The platform claims to reduce sales administration time by 7x and shorten average deal cycles by 30%, partly by catching deals before they go cold. Pricing sits at $35 and $65 per month for unlimited users, with caps on contact enrichments, email generations, and call recordings depending on the tier.
Skarbe supports over 100 languages and already has more than 2,500 active users. The founding team is originally from Belarus and operates out of Poland. The company recently raised its first round of $600K.
None of the individual technologies inside Skarbe are novel. But the packaging – and the specific user it's packaged for – is the whole point.
A founder building a product and simultaneously managing a sales pipeline is trying to do two cognitively demanding things at once.
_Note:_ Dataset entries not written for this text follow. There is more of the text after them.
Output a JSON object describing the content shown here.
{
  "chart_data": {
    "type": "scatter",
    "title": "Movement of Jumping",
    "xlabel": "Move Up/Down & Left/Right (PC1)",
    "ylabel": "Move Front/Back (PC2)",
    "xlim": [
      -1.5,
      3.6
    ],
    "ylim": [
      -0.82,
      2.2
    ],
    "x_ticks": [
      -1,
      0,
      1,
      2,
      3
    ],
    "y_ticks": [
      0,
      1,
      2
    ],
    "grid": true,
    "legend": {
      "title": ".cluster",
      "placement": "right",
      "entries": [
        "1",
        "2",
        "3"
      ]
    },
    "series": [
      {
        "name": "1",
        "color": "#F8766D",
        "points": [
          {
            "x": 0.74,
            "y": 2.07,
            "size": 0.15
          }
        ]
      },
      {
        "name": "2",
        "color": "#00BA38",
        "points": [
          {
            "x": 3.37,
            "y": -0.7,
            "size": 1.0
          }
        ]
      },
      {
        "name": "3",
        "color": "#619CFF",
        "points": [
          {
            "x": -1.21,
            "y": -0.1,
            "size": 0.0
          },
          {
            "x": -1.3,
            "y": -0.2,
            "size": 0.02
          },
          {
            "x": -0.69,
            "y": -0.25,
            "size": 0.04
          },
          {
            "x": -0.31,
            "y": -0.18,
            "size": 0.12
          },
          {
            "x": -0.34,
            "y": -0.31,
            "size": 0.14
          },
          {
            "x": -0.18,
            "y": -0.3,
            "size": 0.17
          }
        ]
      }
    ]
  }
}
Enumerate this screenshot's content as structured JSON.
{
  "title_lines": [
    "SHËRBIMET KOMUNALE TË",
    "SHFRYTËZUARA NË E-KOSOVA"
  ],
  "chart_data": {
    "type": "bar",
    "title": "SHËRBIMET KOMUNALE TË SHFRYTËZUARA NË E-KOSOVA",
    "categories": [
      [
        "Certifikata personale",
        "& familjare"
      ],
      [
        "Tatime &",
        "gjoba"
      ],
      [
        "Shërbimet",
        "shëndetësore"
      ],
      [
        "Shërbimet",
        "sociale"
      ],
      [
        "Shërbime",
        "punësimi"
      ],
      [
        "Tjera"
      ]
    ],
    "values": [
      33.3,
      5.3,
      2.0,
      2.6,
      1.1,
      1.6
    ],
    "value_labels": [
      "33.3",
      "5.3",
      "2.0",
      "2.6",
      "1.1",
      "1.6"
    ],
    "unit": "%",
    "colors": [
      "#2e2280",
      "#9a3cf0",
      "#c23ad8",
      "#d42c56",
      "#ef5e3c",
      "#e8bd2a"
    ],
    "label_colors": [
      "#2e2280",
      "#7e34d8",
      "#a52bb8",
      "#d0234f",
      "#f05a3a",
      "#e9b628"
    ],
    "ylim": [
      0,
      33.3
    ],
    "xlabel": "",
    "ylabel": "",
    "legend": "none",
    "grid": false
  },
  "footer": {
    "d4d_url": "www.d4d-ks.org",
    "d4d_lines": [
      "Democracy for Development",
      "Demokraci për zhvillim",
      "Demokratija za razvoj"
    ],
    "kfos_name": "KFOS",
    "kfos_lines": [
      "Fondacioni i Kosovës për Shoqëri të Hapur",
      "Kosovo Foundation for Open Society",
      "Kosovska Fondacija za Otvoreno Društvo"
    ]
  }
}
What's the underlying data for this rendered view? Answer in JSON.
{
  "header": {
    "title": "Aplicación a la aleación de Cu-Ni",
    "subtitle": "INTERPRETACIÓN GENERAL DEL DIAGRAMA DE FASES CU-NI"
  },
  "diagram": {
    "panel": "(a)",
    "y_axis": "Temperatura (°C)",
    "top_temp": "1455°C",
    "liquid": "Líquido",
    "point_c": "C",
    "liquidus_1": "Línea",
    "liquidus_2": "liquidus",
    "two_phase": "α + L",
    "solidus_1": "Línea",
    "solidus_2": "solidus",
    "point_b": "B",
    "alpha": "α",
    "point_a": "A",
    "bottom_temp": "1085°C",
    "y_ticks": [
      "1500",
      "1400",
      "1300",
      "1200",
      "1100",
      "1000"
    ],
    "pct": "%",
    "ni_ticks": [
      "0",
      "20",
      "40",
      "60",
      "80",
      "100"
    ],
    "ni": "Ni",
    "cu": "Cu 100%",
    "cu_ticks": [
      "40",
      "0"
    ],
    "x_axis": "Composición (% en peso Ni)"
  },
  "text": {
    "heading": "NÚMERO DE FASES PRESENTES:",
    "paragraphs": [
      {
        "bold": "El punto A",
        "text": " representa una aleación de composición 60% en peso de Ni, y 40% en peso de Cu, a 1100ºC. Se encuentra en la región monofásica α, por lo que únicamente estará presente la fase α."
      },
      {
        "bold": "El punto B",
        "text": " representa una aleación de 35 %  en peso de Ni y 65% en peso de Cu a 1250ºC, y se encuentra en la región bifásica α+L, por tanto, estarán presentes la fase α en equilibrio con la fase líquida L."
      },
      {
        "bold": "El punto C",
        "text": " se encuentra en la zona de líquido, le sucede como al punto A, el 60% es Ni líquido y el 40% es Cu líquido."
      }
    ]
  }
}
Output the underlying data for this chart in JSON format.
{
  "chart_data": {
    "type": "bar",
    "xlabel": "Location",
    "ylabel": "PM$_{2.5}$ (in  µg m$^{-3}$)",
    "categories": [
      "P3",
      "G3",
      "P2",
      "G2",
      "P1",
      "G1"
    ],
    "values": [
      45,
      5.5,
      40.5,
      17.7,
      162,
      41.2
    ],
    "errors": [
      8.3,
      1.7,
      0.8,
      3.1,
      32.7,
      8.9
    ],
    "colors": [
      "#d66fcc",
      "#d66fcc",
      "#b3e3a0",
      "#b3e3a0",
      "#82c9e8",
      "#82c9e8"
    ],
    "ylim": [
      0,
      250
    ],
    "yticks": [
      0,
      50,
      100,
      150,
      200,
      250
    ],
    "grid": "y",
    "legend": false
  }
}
They rarely have the bandwidth to do both well. What usually suffers is sales, because it feels like the second job – the one you put off, do reluctantly, or half-ass.
The traditional fix is a CRM. But for a developer-founder, opening the CRM every morning to triage pending tasks and build a to-do list is exactly the kind of ritual that breeds resentment. After a few weeks, it becomes something to avoid. That avoidance quietly kills the pipeline.
Skarbe reframes the experience entirely. Instead of a system you have to maintain, it becomes a stream of contextual nudges: "Here's a company you've been talking to – want to send them this message? Yes or no." Or: "You have a call in 15 minutes with these people – here's what you need to discuss." It's still a distraction, but it's a manageable, occasional distraction – not a looming obligation.
The founders describe this as "vibe selling," a deliberate riff on the current vibe-coding trend. Vibe coding is when you describe what you want and the AI writes the software. Vibe selling is when you respond to a prompt and the AI handles the system underneath. You're not running a sales process – you're just doing the small, specific things that the process requires, at the moment it requires them.
In systems-thinking terms, this is the "ideal system" concept: the system doesn't exist, but its function gets performed. You're not building a sales machine – but deals are closing as if you had.
The competitive space is moving in the same direction from different angles. Day.ai ([related review](/review/chtoby-pobedit-nuzhno-peredelat)) raised $4M from Sequoia for an "AI-native CRM" that builds its own data structures from your actual conversations – no pipelines, no fields to fill. Motion ([related review](/review/schaste-jeto-kogda-uspevaesh-delat-vazhnoe)), which has raised $63.6M (including $36.5M last summer), applies a similar philosophy to task management: the AI tells each team member what to work on right now, rather than making them manage the queue themselves.
The old wisdom holds: business success is less about individual talent and more about systems. Henry Ford's insight wasn't that he found better workers – it was that he built an assembly line that let average workers produce extraordinary output through a sequence of simple, standardized steps.
When AI arrived, the instinct was to plug it into existing assembly lines as a faster worker. Skarbe and Motion suggest a different frame entirely: what if AI builds the assembly line, and humans do the work inside it?
Motion's claim that its users double their productivity points to one payoff of this model. Skarbe's payoff is different but arguably more significant: it lets people who couldn't build a proper system operate systematically anyway. That's access, not just efficiency.
The broader opportunity is building AI platforms that design and manage business processes – ones in which humans, other AIs, or both operate as the workers. The most promising entry points are processes where expert design is expensive and rare: the AI does the systems work that most operators can't do or don't have time to do themselves.